Disciplina e liberdade
Dom Julio Endi Akamine
Há algum tempo, tive a oportunidade de realizar uma cerimônia religiosa com os adolescentes da Fundação Casa (Centro de Atendimento Socioeducativo ao Adolescente) de Sorocaba. Antes da celebração, visitei as instalações e fui informado dos horários e da disciplina dos adolescentes. Devo confessar que me senti muito identificado com os internos.
Poderia dizer que essa identificação brotou do Evangelho: “estive preso e fostes me visitar”; “tudo o que fizerdes a um destes menores de meus irmãos foi a mim que o fizestes”.
O motivo, porém, foi bem mais prosaico. Para surpresa minha, tomei consciência de que a disciplina dos adolescentes privados de liberdade foi a mesma que vivi por 13 anos no seminário: horários, atividades educativas e esportivas, trabalho manual, regras de convivência, cuidados pessoais etc., tudo isso coincidiu de maneira surpreendente!
É claro que há também diferenças. As principais são duas: no tempo de seminário, tinha uma rotina diária de oração, missa e exercícios espirituais; além disso, estava no seminário por uma escolha minha e não por uma imposição externa.
Muito do que sou hoje devo à formação recebida no seminário. E uma das coisas que esse contato com os adolescentes internados da Fundação Casa me fez cair na conta foi a de que a disciplina é necessária para a educação humana.
Podemos sofrer a disciplina como uma imposição externa e extrínseca. Nesse sentido, a nossa preocupação principal será a de nos livrar dela o mais rápido possível. Podemos também integrar a disciplina como uma limitação assumida em vista de um bem a ser alcançado. Um bom exemplo disso, é a disciplina dos atletas de alto rendimento, que se privam de muitas coisas moralmente boas para ganhar provas. Nesse sentido, a disciplina é um meio necessário para atingir objetivos exigentes e difíceis. Por fim, podemos viver a disciplina como um modo sapiente e mais eficaz de fazer o bem. É aquilo que nós chamamos de virtude. A aquisição das virtudes infelizmente parece ter sumido do horizonte da educação como discurso e como prática.

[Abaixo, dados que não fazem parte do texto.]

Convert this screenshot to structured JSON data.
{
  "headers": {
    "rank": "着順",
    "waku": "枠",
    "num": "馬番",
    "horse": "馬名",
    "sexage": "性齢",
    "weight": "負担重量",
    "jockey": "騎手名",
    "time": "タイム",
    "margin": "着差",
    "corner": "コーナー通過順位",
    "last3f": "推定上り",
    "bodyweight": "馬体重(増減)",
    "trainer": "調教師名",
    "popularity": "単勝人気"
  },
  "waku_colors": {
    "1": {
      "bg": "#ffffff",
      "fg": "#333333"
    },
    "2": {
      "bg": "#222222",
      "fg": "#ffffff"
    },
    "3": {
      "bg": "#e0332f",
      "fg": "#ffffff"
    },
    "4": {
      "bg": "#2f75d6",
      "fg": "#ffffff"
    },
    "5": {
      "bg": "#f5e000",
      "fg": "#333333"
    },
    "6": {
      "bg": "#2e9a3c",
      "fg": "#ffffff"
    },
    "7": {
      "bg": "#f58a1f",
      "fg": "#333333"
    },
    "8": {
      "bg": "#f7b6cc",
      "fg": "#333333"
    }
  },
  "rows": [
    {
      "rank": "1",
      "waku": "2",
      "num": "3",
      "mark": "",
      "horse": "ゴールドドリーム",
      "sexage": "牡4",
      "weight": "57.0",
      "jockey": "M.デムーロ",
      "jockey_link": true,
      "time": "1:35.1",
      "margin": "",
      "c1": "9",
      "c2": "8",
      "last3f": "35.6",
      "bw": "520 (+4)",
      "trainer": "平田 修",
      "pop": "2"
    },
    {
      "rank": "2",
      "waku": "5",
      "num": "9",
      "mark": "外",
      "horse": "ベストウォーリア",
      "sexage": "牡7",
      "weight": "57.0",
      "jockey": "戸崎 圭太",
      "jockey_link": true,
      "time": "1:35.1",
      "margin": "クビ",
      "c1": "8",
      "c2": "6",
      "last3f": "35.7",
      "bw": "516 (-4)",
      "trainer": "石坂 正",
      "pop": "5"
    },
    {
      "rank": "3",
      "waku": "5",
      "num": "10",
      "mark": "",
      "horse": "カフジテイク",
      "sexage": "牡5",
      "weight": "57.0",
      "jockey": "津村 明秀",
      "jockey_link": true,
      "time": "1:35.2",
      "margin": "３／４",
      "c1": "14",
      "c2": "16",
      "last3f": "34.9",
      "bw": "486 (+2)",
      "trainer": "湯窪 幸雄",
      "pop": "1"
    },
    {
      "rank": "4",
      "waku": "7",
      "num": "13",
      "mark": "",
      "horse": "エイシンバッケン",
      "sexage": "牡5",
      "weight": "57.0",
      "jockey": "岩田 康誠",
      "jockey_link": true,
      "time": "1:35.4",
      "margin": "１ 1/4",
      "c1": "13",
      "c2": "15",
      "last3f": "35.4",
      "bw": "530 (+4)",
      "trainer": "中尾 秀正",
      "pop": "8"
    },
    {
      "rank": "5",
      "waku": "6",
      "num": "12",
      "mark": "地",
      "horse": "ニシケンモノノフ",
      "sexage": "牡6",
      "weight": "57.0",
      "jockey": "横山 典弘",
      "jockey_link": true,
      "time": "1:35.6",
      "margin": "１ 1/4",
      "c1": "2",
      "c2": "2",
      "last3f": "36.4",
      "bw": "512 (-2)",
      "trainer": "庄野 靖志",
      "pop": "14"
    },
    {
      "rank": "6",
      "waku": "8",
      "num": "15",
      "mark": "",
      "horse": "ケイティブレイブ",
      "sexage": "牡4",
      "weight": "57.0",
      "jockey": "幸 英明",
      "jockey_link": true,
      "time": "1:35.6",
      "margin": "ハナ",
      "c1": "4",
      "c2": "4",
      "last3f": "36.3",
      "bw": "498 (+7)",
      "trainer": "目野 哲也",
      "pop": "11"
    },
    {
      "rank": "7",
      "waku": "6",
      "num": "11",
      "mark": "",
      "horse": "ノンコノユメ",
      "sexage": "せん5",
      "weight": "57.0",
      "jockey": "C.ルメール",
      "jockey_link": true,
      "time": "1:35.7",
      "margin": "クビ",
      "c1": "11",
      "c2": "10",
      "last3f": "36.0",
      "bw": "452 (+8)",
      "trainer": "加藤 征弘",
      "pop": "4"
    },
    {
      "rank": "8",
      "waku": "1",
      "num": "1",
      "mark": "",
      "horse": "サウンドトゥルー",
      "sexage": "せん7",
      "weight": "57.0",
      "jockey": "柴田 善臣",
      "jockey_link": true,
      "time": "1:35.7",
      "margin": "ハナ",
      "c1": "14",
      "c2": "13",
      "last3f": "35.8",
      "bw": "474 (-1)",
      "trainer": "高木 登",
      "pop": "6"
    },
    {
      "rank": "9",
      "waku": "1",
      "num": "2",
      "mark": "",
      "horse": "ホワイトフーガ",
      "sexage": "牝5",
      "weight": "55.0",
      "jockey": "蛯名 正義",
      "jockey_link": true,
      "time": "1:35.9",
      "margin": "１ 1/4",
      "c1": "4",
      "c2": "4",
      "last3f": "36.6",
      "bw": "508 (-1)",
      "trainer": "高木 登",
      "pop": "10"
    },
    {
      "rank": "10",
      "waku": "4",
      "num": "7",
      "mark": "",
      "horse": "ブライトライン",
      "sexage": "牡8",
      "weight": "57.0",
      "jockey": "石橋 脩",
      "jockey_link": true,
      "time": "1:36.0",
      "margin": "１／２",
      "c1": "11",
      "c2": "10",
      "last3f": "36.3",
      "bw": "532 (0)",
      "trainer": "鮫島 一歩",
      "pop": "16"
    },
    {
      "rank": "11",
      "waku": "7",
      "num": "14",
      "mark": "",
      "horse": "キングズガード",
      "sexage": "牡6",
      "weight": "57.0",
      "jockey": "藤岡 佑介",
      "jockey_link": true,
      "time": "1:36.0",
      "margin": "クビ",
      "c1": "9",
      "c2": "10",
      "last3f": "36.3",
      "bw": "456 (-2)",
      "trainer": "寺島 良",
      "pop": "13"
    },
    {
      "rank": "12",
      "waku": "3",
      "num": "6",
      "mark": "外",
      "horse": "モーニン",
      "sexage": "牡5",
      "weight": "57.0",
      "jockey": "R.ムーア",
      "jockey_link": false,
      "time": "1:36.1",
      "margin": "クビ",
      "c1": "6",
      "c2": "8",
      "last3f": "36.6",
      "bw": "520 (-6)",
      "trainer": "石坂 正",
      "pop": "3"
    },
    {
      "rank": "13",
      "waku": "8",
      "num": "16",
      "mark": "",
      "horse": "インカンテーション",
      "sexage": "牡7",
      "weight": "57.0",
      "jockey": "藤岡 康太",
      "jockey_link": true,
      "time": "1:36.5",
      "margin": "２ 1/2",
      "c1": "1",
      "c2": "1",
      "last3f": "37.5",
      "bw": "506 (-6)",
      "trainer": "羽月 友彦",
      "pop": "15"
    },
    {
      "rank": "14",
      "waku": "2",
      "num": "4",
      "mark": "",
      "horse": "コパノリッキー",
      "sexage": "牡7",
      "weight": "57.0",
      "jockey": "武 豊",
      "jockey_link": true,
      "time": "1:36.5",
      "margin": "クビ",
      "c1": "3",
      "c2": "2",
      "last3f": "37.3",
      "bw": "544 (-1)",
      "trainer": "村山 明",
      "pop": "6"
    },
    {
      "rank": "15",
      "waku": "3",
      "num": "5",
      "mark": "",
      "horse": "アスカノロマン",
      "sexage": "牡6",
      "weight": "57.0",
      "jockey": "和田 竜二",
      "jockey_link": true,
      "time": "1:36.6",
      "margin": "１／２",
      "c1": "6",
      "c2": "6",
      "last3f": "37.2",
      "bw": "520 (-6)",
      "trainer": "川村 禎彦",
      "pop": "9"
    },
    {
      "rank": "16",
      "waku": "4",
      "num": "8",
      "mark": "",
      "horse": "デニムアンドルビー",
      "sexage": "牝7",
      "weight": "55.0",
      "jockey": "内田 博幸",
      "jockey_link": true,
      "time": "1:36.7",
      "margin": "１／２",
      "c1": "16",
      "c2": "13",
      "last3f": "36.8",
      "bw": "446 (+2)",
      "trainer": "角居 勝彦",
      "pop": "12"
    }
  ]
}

Pela aquisição das virtudes, o ser humano pode cultivar suas potencialidades, superar limites e defeitos, curar feridas e traumas. Uma educação que procura cultivar a disciplina entendida como virtude é uma ação que confia na generosidade da natureza humana, sem deixar de estar atenta aos desvios e aos vícios que as pessoas podem desenvolver. Confiança e correção estão na base de uma disciplina educativa perspicaz e preventiva.
Agradeço aos educadores da Fundação Casa pela oportunidade de celebrar com os internos durante a Semana Santa. Exorto-os assim como todos os outros educadores e aos pais para que a disciplina não seja imposta como punição, nem como mero meio para atingir objetivos, mas que ela seja incutida em nossas crianças e jovens com um bem precioso e necessário para a nossa vida e nosso amadurecimento.
Dom Julio Endi Akamine é arcebispo metropolitano da Arquidiocese de Sorocaba.